February 21 2010
Much as I adore jewels and gems, I’ve always fought shy of gemology, thinking it too cold and calculating, scientific and mathematical, even, dare I say it, anorak-ish. Instead I’ve picked up fragments of information, teaching myself as I’ve gone along. So when I was invited to a gemology morning, organised by the enterprising jewellery boutique Astley Clarke, I thought it could be the ideal way to flesh out my knowledge in a cosy, easy-going atmosphere. Or at least, to feel the fear and do it anyway.
The informal seminar, the first in a series to be offered to clients, in groups a maximum of 20 people, is given by Eric Emms, Hatton Garden gemologist with some 30 years’ experience, who manages to entertain and educate at the same time. I liked the way he mixed emotion, myth and magic into the facts about mining, sources, and dwindling resources, cutting and polishing, valuations, the characteristics and qualities of different gemstones, using the huge array of coloured gems that have become the signature of Astley Clarke collections.
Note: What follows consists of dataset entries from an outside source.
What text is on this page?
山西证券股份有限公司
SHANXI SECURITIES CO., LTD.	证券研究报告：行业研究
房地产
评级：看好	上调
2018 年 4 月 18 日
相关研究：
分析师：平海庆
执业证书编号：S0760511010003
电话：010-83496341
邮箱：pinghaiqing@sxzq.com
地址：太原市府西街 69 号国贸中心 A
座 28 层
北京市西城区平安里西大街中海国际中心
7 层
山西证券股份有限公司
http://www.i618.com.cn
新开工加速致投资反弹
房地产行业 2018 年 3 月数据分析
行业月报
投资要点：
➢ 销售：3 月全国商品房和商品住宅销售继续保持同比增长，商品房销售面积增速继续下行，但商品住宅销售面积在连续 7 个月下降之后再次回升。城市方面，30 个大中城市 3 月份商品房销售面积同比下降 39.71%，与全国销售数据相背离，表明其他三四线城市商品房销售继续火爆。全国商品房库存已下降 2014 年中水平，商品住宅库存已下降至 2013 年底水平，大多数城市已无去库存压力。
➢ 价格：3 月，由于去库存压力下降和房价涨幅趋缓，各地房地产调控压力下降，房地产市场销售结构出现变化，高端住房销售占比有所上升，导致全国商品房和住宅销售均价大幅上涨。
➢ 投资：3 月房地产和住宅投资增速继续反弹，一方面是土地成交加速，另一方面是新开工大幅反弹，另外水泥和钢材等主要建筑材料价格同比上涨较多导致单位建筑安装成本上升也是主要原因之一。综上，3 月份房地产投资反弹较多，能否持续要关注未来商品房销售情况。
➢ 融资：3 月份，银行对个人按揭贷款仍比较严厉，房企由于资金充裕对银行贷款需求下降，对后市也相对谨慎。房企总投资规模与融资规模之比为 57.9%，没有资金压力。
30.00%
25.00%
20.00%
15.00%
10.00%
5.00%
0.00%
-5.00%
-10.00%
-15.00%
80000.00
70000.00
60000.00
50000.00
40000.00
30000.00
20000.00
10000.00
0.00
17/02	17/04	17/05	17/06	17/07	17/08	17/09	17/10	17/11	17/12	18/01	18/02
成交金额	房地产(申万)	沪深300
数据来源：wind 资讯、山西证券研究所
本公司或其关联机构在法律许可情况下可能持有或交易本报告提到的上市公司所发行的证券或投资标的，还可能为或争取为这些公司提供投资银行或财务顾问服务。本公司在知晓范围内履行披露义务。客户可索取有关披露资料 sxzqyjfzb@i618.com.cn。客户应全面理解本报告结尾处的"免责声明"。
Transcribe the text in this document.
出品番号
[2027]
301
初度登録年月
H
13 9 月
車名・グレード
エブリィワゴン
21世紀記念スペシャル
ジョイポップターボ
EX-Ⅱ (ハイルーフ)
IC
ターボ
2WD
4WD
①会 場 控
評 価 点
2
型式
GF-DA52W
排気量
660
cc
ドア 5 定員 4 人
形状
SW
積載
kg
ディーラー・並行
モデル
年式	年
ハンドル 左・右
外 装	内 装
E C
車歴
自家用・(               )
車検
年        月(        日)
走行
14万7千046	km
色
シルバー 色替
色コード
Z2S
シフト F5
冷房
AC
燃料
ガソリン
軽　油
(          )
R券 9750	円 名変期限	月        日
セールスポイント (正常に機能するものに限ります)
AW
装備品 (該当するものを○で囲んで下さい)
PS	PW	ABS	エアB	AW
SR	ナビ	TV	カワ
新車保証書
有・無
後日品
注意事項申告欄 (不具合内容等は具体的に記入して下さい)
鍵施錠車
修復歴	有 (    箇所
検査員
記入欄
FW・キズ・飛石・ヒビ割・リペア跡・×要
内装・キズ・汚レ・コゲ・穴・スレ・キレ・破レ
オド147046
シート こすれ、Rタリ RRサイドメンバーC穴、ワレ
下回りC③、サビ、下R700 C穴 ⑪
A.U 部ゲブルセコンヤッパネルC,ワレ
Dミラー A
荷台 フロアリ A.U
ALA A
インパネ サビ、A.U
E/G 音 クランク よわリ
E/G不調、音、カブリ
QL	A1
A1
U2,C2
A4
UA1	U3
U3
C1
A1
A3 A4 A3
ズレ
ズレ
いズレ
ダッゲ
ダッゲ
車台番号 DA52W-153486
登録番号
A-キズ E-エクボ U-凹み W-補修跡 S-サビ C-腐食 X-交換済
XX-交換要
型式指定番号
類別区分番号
Enjoyably, and without the use of tables of numbers or refractive indices, the seminar – held in Astley Clarke’s London headquarters (pictured) – helped me consolidate my understanding of the different families of gems, their colour nuances, optical effects and varying brilliance. I loved learning about the inner lives of gems, the way light behaves in a stone, and perhaps most of all I came to appreciate the individuality of colour in gemstones; that their beauty and value are subjective, personal, and that understanding them is an art.
The next Astley Clarke gemology morning is on March 25.